My son, a seventh-grader, loves the first one or two snow days of the year. There’s the anticipation of not knowing if there will be school or not. Then once the district calls to confirm there’s no school, there’s the relaxation of knowing that he can sleep in.
However, this winter the novelty of the snow day has long melted away. At this point he doesn’t want any more snow days. He knows that having days off now translates to going to school longer in the summer.
And the novelty of snow days has worn off for me as well. In its place is a plea — please don’t let it snow. Let them have school tomorrow. This year I’ve lost count of how many snow days we’ve had. I do know that he’ll go to school through the first week of June, when the original last day was scheduled for May 26.
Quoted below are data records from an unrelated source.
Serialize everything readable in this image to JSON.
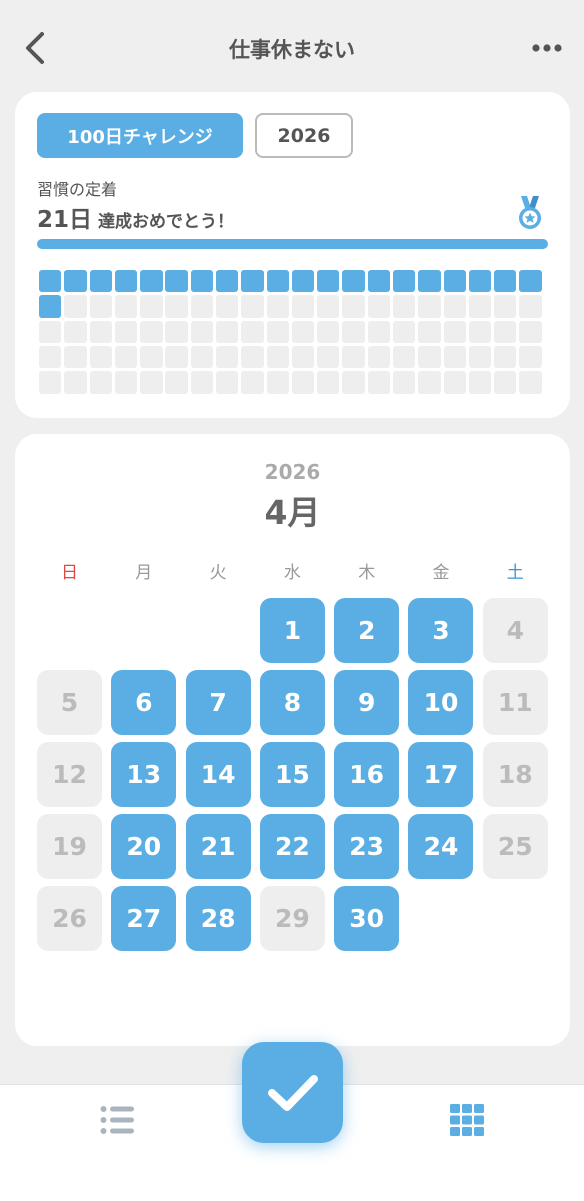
{
  "header": {
    "title": "仕事休まない"
  },
  "challenge": {
    "chip_label": "100日チャレンジ",
    "year_label": "2026",
    "habit_label": "習慣の定着",
    "achieved_days": "21日",
    "achieved_message": "達成おめでとう！",
    "progress_fraction": 1.0,
    "total_cells": 100,
    "completed_cells": 21
  },
  "calendar": {
    "year": "2026",
    "month": "4月",
    "weekdays": [
      "日",
      "月",
      "火",
      "水",
      "木",
      "金",
      "土"
    ],
    "first_weekday_index": 3,
    "days": [
      {
        "label": "1",
        "done": true
      },
      {
        "label": "2",
        "done": true
      },
      {
        "label": "3",
        "done": true
      },
      {
        "label": "4",
        "done": false
      },
      {
        "label": "5",
        "done": false
      },
      {
        "label": "6",
        "done": true
      },
      {
        "label": "7",
        "done": true
      },
      {
        "label": "8",
        "done": true
      },
      {
        "label": "9",
        "done": true
      },
      {
        "label": "10",
        "done": true
      },
      {
        "label": "11",
        "done": false
      },
      {
        "label": "12",
        "done": false
      },
      {
        "label": "13",
        "done": true
      },
      {
        "label": "14",
        "done": true
      },
      {
        "label": "15",
        "done": true
      },
      {
        "label": "16",
        "done": true
      },
      {
        "label": "17",
        "done": true
      },
      {
        "label": "18",
        "done": false
      },
      {
        "label": "19",
        "done": false
      },
      {
        "label": "20",
        "done": true
      },
      {
        "label": "21",
        "done": true
      },
      {
        "label": "22",
        "done": true
      },
      {
        "label": "23",
        "done": true
      },
      {
        "label": "24",
        "done": true
      },
      {
        "label": "25",
        "done": false
      },
      {
        "label": "26",
        "done": false
      },
      {
        "label": "27",
        "done": true
      },
      {
        "label": "28",
        "done": true
      },
      {
        "label": "29",
        "done": false
      },
      {
        "label": "30",
        "done": true
      }
    ]
  },
  "colors": {
    "accent": "#5aaee3",
    "inactive": "#eeeeee",
    "sunday": "#e04848",
    "saturday": "#3a95d4"
  },
  "icons": {
    "back": "chevron-left-icon",
    "more": "more-dots-icon",
    "medal": "medal-icon",
    "list": "list-icon",
    "grid": "grid-icon",
    "check": "check-icon"
  }
}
And with a few more weeks of winter left, it could be later than that before school is out.
It wasn’t like this when I was a kid. I went to Ritenour schools through eighth grade, and then to Hazelwood West High. Snow days were rare. It took inches of snow and ice before school was called off. Every time my son is off school I check the school closing list and almost always find that both of my former districts also are off.
School administrators take many factors into account when deciding whether or not to close school. They drive the roads, and listen to weather and road condition reports. But these days, schools in this area tend to err on the side of caution and safety.
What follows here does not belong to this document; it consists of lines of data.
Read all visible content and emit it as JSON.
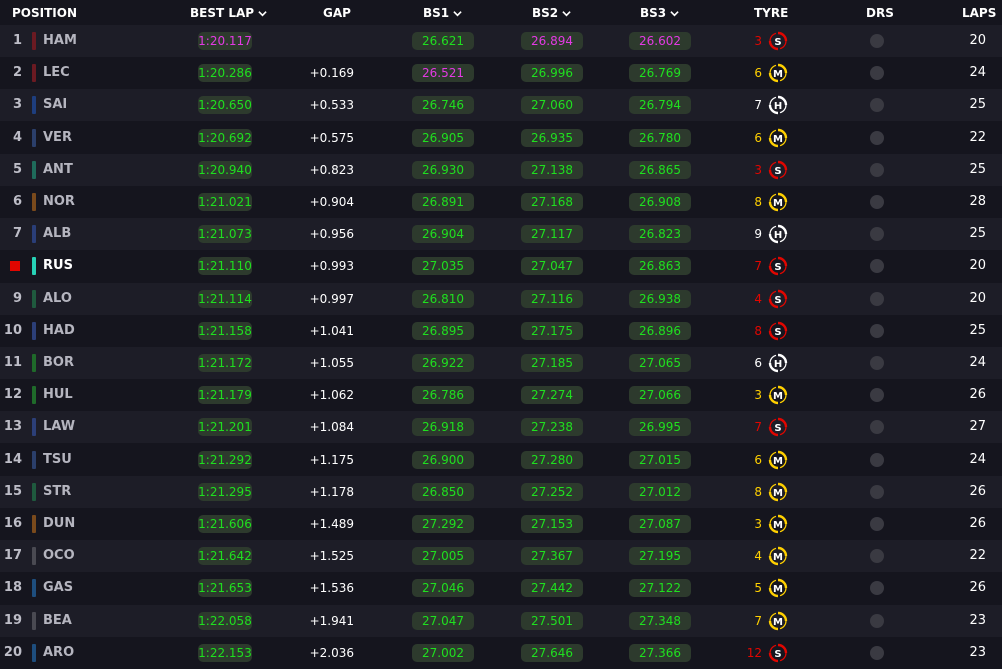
{
  "header": {
    "position": "POSITION",
    "best_lap": "BEST LAP",
    "gap": "GAP",
    "bs1": "BS1",
    "bs2": "BS2",
    "bs3": "BS3",
    "tyre": "TYRE",
    "drs": "DRS",
    "laps": "LAPS"
  },
  "colors": {
    "green_time": "#1fe01f",
    "purple_time": "#e33ae3",
    "soft": "#e10600",
    "medium": "#ffd000",
    "hard": "#ffffff",
    "highlight_marker": "#e10600"
  },
  "rows": [
    {
      "pos": "1",
      "driver": "HAM",
      "team_color": "#6b1a22",
      "best_lap": "1:20.117",
      "best_lap_style": "purple",
      "gap": "",
      "bs1": "26.621",
      "bs1_style": "green",
      "bs2": "26.894",
      "bs2_style": "purple",
      "bs3": "26.602",
      "bs3_style": "purple",
      "tyre_age": "3",
      "tyre": "S",
      "laps": "20",
      "highlight": false
    },
    {
      "pos": "2",
      "driver": "LEC",
      "team_color": "#6b1a22",
      "best_lap": "1:20.286",
      "best_lap_style": "green",
      "gap": "+0.169",
      "bs1": "26.521",
      "bs1_style": "purple",
      "bs2": "26.996",
      "bs2_style": "green",
      "bs3": "26.769",
      "bs3_style": "green",
      "tyre_age": "6",
      "tyre": "M",
      "laps": "24",
      "highlight": false
    },
    {
      "pos": "3",
      "driver": "SAI",
      "team_color": "#1e3e7e",
      "best_lap": "1:20.650",
      "best_lap_style": "green",
      "gap": "+0.533",
      "bs1": "26.746",
      "bs1_style": "green",
      "bs2": "27.060",
      "bs2_style": "green",
      "bs3": "26.794",
      "bs3_style": "green",
      "tyre_age": "7",
      "tyre": "H",
      "laps": "25",
      "highlight": false
    },
    {
      "pos": "4",
      "driver": "VER",
      "team_color": "#2b3f6b",
      "best_lap": "1:20.692",
      "best_lap_style": "green",
      "gap": "+0.575",
      "bs1": "26.905",
      "bs1_style": "green",
      "bs2": "26.935",
      "bs2_style": "green",
      "bs3": "26.780",
      "bs3_style": "green",
      "tyre_age": "6",
      "tyre": "M",
      "laps": "22",
      "highlight": false
    },
    {
      "pos": "5",
      "driver": "ANT",
      "team_color": "#1f6b5b",
      "best_lap": "1:20.940",
      "best_lap_style": "green",
      "gap": "+0.823",
      "bs1": "26.930",
      "bs1_style": "green",
      "bs2": "27.138",
      "bs2_style": "green",
      "bs3": "26.865",
      "bs3_style": "green",
      "tyre_age": "3",
      "tyre": "S",
      "laps": "25",
      "highlight": false
    },
    {
      "pos": "6",
      "driver": "NOR",
      "team_color": "#7a4a1c",
      "best_lap": "1:21.021",
      "best_lap_style": "green",
      "gap": "+0.904",
      "bs1": "26.891",
      "bs1_style": "green",
      "bs2": "27.168",
      "bs2_style": "green",
      "bs3": "26.908",
      "bs3_style": "green",
      "tyre_age": "8",
      "tyre": "M",
      "laps": "28",
      "highlight": false
    },
    {
      "pos": "7",
      "driver": "ALB",
      "team_color": "#2a3e78",
      "best_lap": "1:21.073",
      "best_lap_style": "green",
      "gap": "+0.956",
      "bs1": "26.904",
      "bs1_style": "green",
      "bs2": "27.117",
      "bs2_style": "green",
      "bs3": "26.823",
      "bs3_style": "green",
      "tyre_age": "9",
      "tyre": "H",
      "laps": "25",
      "highlight": false
    },
    {
      "pos": "",
      "driver": "RUS",
      "team_color": "#27d1b6",
      "best_lap": "1:21.110",
      "best_lap_style": "green",
      "gap": "+0.993",
      "bs1": "27.035",
      "bs1_style": "green",
      "bs2": "27.047",
      "bs2_style": "green",
      "bs3": "26.863",
      "bs3_style": "green",
      "tyre_age": "7",
      "tyre": "S",
      "laps": "20",
      "highlight": true
    },
    {
      "pos": "9",
      "driver": "ALO",
      "team_color": "#1f5a3e",
      "best_lap": "1:21.114",
      "best_lap_style": "green",
      "gap": "+0.997",
      "bs1": "26.810",
      "bs1_style": "green",
      "bs2": "27.116",
      "bs2_style": "green",
      "bs3": "26.938",
      "bs3_style": "green",
      "tyre_age": "4",
      "tyre": "S",
      "laps": "20",
      "highlight": false
    },
    {
      "pos": "10",
      "driver": "HAD",
      "team_color": "#2c3f78",
      "best_lap": "1:21.158",
      "best_lap_style": "green",
      "gap": "+1.041",
      "bs1": "26.895",
      "bs1_style": "green",
      "bs2": "27.175",
      "bs2_style": "green",
      "bs3": "26.896",
      "bs3_style": "green",
      "tyre_age": "8",
      "tyre": "S",
      "laps": "25",
      "highlight": false
    },
    {
      "pos": "11",
      "driver": "BOR",
      "team_color": "#1f6a2a",
      "best_lap": "1:21.172",
      "best_lap_style": "green",
      "gap": "+1.055",
      "bs1": "26.922",
      "bs1_style": "green",
      "bs2": "27.185",
      "bs2_style": "green",
      "bs3": "27.065",
      "bs3_style": "green",
      "tyre_age": "6",
      "tyre": "H",
      "laps": "24",
      "highlight": false
    },
    {
      "pos": "12",
      "driver": "HUL",
      "team_color": "#1f6a2a",
      "best_lap": "1:21.179",
      "best_lap_style": "green",
      "gap": "+1.062",
      "bs1": "26.786",
      "bs1_style": "green",
      "bs2": "27.274",
      "bs2_style": "green",
      "bs3": "27.066",
      "bs3_style": "green",
      "tyre_age": "3",
      "tyre": "M",
      "laps": "26",
      "highlight": false
    },
    {
      "pos": "13",
      "driver": "LAW",
      "team_color": "#2c3f78",
      "best_lap": "1:21.201",
      "best_lap_style": "green",
      "gap": "+1.084",
      "bs1": "26.918",
      "bs1_style": "green",
      "bs2": "27.238",
      "bs2_style": "green",
      "bs3": "26.995",
      "bs3_style": "green",
      "tyre_age": "7",
      "tyre": "S",
      "laps": "27",
      "highlight": false
    },
    {
      "pos": "14",
      "driver": "TSU",
      "team_color": "#2b3f6b",
      "best_lap": "1:21.292",
      "best_lap_style": "green",
      "gap": "+1.175",
      "bs1": "26.900",
      "bs1_style": "green",
      "bs2": "27.280",
      "bs2_style": "green",
      "bs3": "27.015",
      "bs3_style": "green",
      "tyre_age": "6",
      "tyre": "M",
      "laps": "24",
      "highlight": false
    },
    {
      "pos": "15",
      "driver": "STR",
      "team_color": "#1f5a3e",
      "best_lap": "1:21.295",
      "best_lap_style": "green",
      "gap": "+1.178",
      "bs1": "26.850",
      "bs1_style": "green",
      "bs2": "27.252",
      "bs2_style": "green",
      "bs3": "27.012",
      "bs3_style": "green",
      "tyre_age": "8",
      "tyre": "M",
      "laps": "26",
      "highlight": false
    },
    {
      "pos": "16",
      "driver": "DUN",
      "team_color": "#7a4a1c",
      "best_lap": "1:21.606",
      "best_lap_style": "green",
      "gap": "+1.489",
      "bs1": "27.292",
      "bs1_style": "green",
      "bs2": "27.153",
      "bs2_style": "green",
      "bs3": "27.087",
      "bs3_style": "green",
      "tyre_age": "3",
      "tyre": "M",
      "laps": "26",
      "highlight": false
    },
    {
      "pos": "17",
      "driver": "OCO",
      "team_color": "#4a4a52",
      "best_lap": "1:21.642",
      "best_lap_style": "green",
      "gap": "+1.525",
      "bs1": "27.005",
      "bs1_style": "green",
      "bs2": "27.367",
      "bs2_style": "green",
      "bs3": "27.195",
      "bs3_style": "green",
      "tyre_age": "4",
      "tyre": "M",
      "laps": "22",
      "highlight": false
    },
    {
      "pos": "18",
      "driver": "GAS",
      "team_color": "#1e4e7e",
      "best_lap": "1:21.653",
      "best_lap_style": "green",
      "gap": "+1.536",
      "bs1": "27.046",
      "bs1_style": "green",
      "bs2": "27.442",
      "bs2_style": "green",
      "bs3": "27.122",
      "bs3_style": "green",
      "tyre_age": "5",
      "tyre": "M",
      "laps": "26",
      "highlight": false
    },
    {
      "pos": "19",
      "driver": "BEA",
      "team_color": "#4a4a52",
      "best_lap": "1:22.058",
      "best_lap_style": "green",
      "gap": "+1.941",
      "bs1": "27.047",
      "bs1_style": "green",
      "bs2": "27.501",
      "bs2_style": "green",
      "bs3": "27.348",
      "bs3_style": "green",
      "tyre_age": "7",
      "tyre": "M",
      "laps": "23",
      "highlight": false
    },
    {
      "pos": "20",
      "driver": "ARO",
      "team_color": "#1e4e7e",
      "best_lap": "1:22.153",
      "best_lap_style": "green",
      "gap": "+2.036",
      "bs1": "27.002",
      "bs1_style": "green",
      "bs2": "27.646",
      "bs2_style": "green",
      "bs3": "27.366",
      "bs3_style": "green",
      "tyre_age": "12",
      "tyre": "S",
      "laps": "23",
      "highlight": false
    }
  ]
}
That has its pros – we don’t have to worry about safety issues of having all those buses on the roads. But it also has its cons. There are concerns that we’re raising a bunch of wimps that won’t be able to cope with a little snow and ice – much less any of the other challenges that will confront them.
And what about the loss of days spent in school learning? Yes, schools will make up snow days in order to meet the required number of days in school. But will those make-up days at the end of the school year be as constructive as the days missed during the winter? And what about the classroom time lost before the ever-important MAP tests that are given in the spring?
The St. Louis Public Schools had scheduled last Friday to be a half-day for professional development. The school opted to make the day a full school day instead.
“We want to provide as much academic instruction as possible before the MAP tests,” explained Julie Linder, the district’s media relations coordinator.
I can’t say that I blame the district for its decision. Students had already missed nearly a week of school. I worry about all the school time missed this winter.